Mme Karine Berger. Je me réjouis vivement de l’article 17 sur l’échange automatique d’informations financières, qui est une sorte d’équivalent européen du Foreign Account Tax Compliance Act (FATCA) américain. Cet article transpose telle quelle la directive européenne ; sans doute des mesures réglementaires devront-elles donc être prises, notamment pour mettre en place les mécanismes de peer review auxquels l’OCDE tient beaucoup, et qui servent à comparer la remontée et l’échange d’informations entre pays. De ce point de vue, le ministre des finances peut-il d’ores et déjà nous apporter des précisions sur la déclinaison réglementaire de cet article ?
Plusieurs d’entre nous ont tenté de préserver les exonérations sociales applicables dans les ZRR par un amendement au dernier projet de loi de financement de la sécurité sociale (PLFSS). Or, l’article 18 du présent projet proroge précisément ce dispositif, mais laisse entendre qu’il disparaîtra à compter de l’entrée en vigueur de la réforme des ZRR. Comment le Gouvernement envisage-t-il l’avenir des exonérations sociales dans les ZRR ?

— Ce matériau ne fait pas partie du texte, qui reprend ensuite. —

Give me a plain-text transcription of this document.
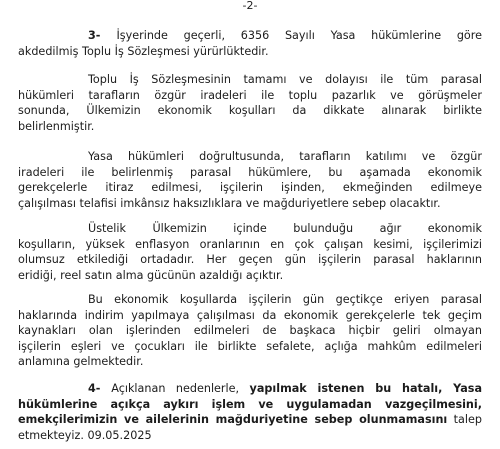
-2-
3- İşyerinde geçerli, 6356 Sayılı Yasa hükümlerine göre
akdedilmiş Toplu İş Sözleşmesi yürürlüktedir.
Toplu İş Sözleşmesinin tamamı ve dolayısı ile tüm parasal
hükümleri tarafların özgür iradeleri ile toplu pazarlık ve görüşmeler
sonunda, Ülkemizin ekonomik koşulları da dikkate alınarak birlikte
belirlenmiştir.
Yasa hükümleri doğrultusunda, tarafların katılımı ve özgür
iradeleri ile belirlenmiş parasal hükümlere, bu aşamada ekonomik
gerekçelerle itiraz edilmesi, işçilerin işinden, ekmeğinden edilmeye
çalışılması telafisi imkânsız haksızlıklara ve mağduriyetlere sebep olacaktır.
Üstelik Ülkemizin içinde bulunduğu ağır ekonomik
koşulların, yüksek enflasyon oranlarının en çok çalışan kesimi, işçilerimizi
olumsuz etkilediği ortadadır. Her geçen gün işçilerin parasal haklarının
eridiği, reel satın alma gücünün azaldığı açıktır.
Bu ekonomik koşullarda işçilerin gün geçtikçe eriyen parasal
haklarında indirim yapılmaya çalışılması da ekonomik gerekçelerle tek geçim
kaynakları olan işlerinden edilmeleri de başkaca hiçbir geliri olmayan
işçilerin eşleri ve çocukları ile birlikte sefalete, açlığa mahkûm edilmeleri
anlamına gelmektedir.
4- Açıklanan nedenlerle, yapılmak istenen bu hatalı, Yasa
hükümlerine açıkça aykırı işlem ve uygulamadan vazgeçilmesini,
emekçilerimizin ve ailelerinin mağduriyetine sebep olunmamasını talep
etmekteyiz. 09.05.2025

Ma dernière question est de nature macro-économique. Dans le scénario du Haut Conseil des finances publiques pour 2015, l’investissement des administrations publiques diminuerait de 0,2 %, soit une quasi-stabilité. Or, l’acquis de croissance publié ce matin même indique que l’investissement public recule de 4 % en fin de troisième trimestre. Il lui faudrait donc bondir de 16 % au dernier trimestre pour compenser cette baisse : c’est irréaliste. Que pensez-vous, messieurs les ministres, de ces prévisions concernant l’investissement public en 2015 ?
M. Romain Colas. Je veux exprimer ma satisfaction devant les chiffres qui nous sont annoncés. Nous pouvons espérer une croissance de 1,1 % cette année, alors qu’en 2012, en 2013 et en 2014, elle s’élevait respectivement à 0,2 %, 0,7 % et 0,2 %. Vous le disiez ce matin même, monsieur le ministre : nous sortons d’un cycle de très faible croissance. Pour ma part, je ne puis m’empêcher d’y voir le résultat des politiques conduites avec constance depuis plus de trois ans.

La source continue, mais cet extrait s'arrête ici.